O que é Portugal? - II

II
Para quem esteja habituado a pensar Portugal como uma id-entidade, seja qual for a determinação fundamental que lhe der – espiritual, material, histórica, cultural, política, sócio-económica, etc. - , a análise anterior parece haver conduzido a uma dissolução de Portugal, a uma anulação da sua existência, que aparenta contradizer o mais elementar senso comum e a evidência de que há efectivamente alguma coisa de diferenciado, singular e concreto nisso que se concebe e designa como Portugal.

Se analisarmos bem, veremos que assim não é e antes pelo contrário. A demonstração da não constituição de Portugal como id-entidade, em si e por si, fora da sua conceptualização e id-entificação mental e emocional, que é uma identificação do construtor com isso mesmo que constrói, a demonstração de que, nesse sentido, nunca houve Portugal como uma entidade separada dos sujeitos em devir que o constroem e se constroem pelo pensamento, pela palavra e pela acção, não pode obviamente ser uma destruição ou anulação do quer que seja, pelo simples facto de não se poder destruir algo que nunca existiu, não existe e jamais pode vir a existir. O despertar de um sonho ou o dissipar de uma miragem não destroem nada de realmente existente e, na verdade, nem sequer destroem uma ilusão: apenas deixam de a alimentar, apenas designam o fim da construção, inconsciente, de uma falsa percepção do real, apenas assinalam o cessar de uma ficção da consciência pelo seu reconhecimento como tal. Do mesmo modo, o despertar do sonho ou da miragem de um Portugal substancial, existente em si e por si, dotado de uma id-entidade autárquica e imutável, um Portugal-ser e essência, não destrói nada, porque nada disso há para destruir. Analisado e revelado na sua natureza autêntica, Portugal não passa do ser ao não-ser, revelando-se antes a impertinência dos conceitos de ser e não-ser para pensar a natureza profunda das coisas, sejam nações ou indivíduos.

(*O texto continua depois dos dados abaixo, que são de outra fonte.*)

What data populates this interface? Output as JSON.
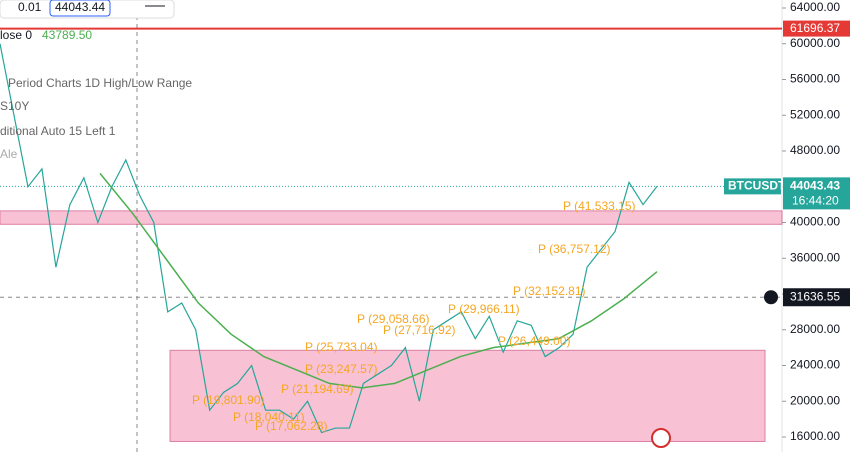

O que se revela então como a natureza autêntica disso que designamos, pensamos e vivemos como Portugal e que antes concebíamos de forma identitária? Precisamente a mesma natureza de tudo o mais: um devir, um fluxo, um processo, uma metamorfose. O que não quer dizer que, na trama global do devir do mundo e da consciência, esse devir, fluxo, processo e metamorfose a que chamamos Portugal não assuma, a cada instante e ao longo de períodos mais ou menos contínuos, certas diferenciações e singularizações específicas, sempre em mutação e inseparáveis daquilo de que se destacam e das consciências que as apreendem e vivenciam. Essas diferenciações e singularizações momentâneas, elas mesmas sempre em gestação e metamorfose, não podem, por isso, jamais pensar-se como diferenças e singularidades definidas, definitivas e constitutivas, enquanto propriedades intrínsecas ou modos expressivos de uma alma, espírito ou ser nacional, no sentido da id-entidade substancial e essencial cujo equívoco denunciamos. É aliás livres de todas as categorias e (pre)conceitos identitários que podemos aceder mais intimamente à experiência dessa diferenciação e singularização, diríamos energética, do processo que designamos como Portugal, patente na paisagem, nos animais, nos rostos, nos afectos, nas falas, nos odores, nos sabores, nas tradições, inovações e aspirações, em tudo isso que, livre de o isolarmos como nacional, nos entreabre um Portugal mais profundo, um outro Portugal, trama de cintilações em devir do jogo do mundo. É quando não pensamos identitariamente que se respiram as atmosferas e se revelam as tonalidades mais íntimas e profundas, complexas e múltiplas, sempre em mutação e interacção, dos povos, nações e culturas.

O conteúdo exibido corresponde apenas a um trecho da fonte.